Smoking has a devastating impact on a woman's chances of conceiving with fertility treatment, research has found.
Women in their 20s and 30s who have problems getting pregnant are adding 10 years to their reproductive age if they smoke.
Even if they do conceive, women who use tobacco are more likely to suffer a miscarriage, according to the study in Human Reproduction.
Dutch researchers studied success rates of in-vitro fertilisation (IVF) procedures in more than 8,000 women, whose average age was 32.
The women were all starting their first cycle of IVF treatment and, while some had been diagnosed with a specific problem, many had "unexplained subfertility", meaning they had trouble conceiving but doctors could not pinpoint why.
Forty three percent of the women in the study were smokers who continued with the habit through their fertility treatment. The researchers found that the overall live birth rate for all the women was 15.2 per cent, and was highest for the women with unexplained subfertility, at 17.8 percent. But the birth rate among women who smoked was 28 percent lower than the overall average.
The impact of tobacco use on successful IVF treatment was most apparent among women who had unexplained fertility problems, with only 13 percent of the smokers having a live birth, compared with 20 percent of the non-smokers. Women who smoked were also much more likely to have miscarriages.
About 21 percent lost their babies, compared with 16 percent of non-smokers.
Professor Didi Braat, one of the study authors, from Radboud University Nijmegen Medical Centre, said: "Smoking has a devastating impact. It is comparable to adding a decade to the reproductive age of a 20-year-old.
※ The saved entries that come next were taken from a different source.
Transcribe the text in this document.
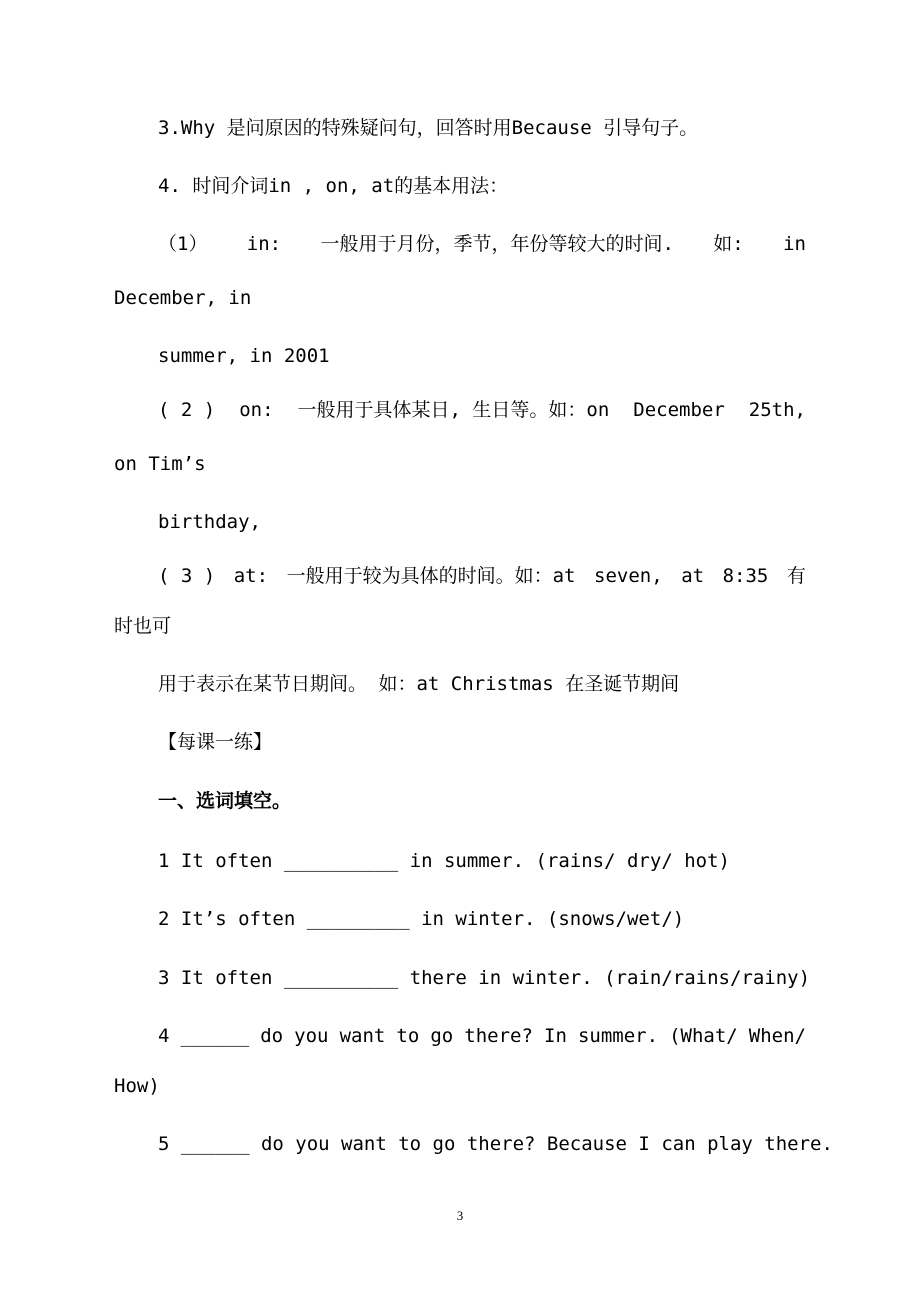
3.Why 是问原因的特殊疑问句，回答时用Because 引导句子。
4. 时间介词in , on, at的基本用法：
（1） in: 一般用于月份，季节，年份等较大的时间. 如: in
December, in
summer, in 2001
( 2 ) on: 一般用于具体某日, 生日等。如：on December 25th,
on Tim’s
birthday,
( 3 ) at: 一般用于较为具体的时间。如：at seven, at 8:35 有
时也可
用于表示在某节日期间。 如：at Christmas 在圣诞节期间
【每课一练】
一、选词填空。
1 It often __________ in summer. (rains/ dry/ hot)
2 It’s often _________ in winter. (snows/wet/)
3 It often __________ there in winter. (rain/rains/rainy)
4 ______ do you want to go there? In summer. (What/ When/
How)
5 ______ do you want to go there? Because I can play there.
3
Being excessively overweight also seriously hindered the chances of having an IVF baby, although women who were slightly fatter than normal were more likely to be successful. The birth rate also fell by 2 per cent for every year in age of the women involved in the study.
The researchers said that women undergoing fertility treatment could massively improve their chances of having a baby if they did not smoke and were of normal weight.
More than a third of British women in their 20s smoke, and the rate has only decreased slightly in the past five years.
One in seven couples experience problems in conceiving, and, in 20 percent of cases involving female infertility, no specific cause can be found.
Professor Alison Murdoch, the chairwoman of the British Fertility Society and the head of reproductive medicine at the Newcastle Centre for Life, said: "There is evidence people who smoke have impaired conception, and they should be advised to quit smoking.
"Unfortunately, we don't know precisely the scientific basis of the relationship between smoking and fertility."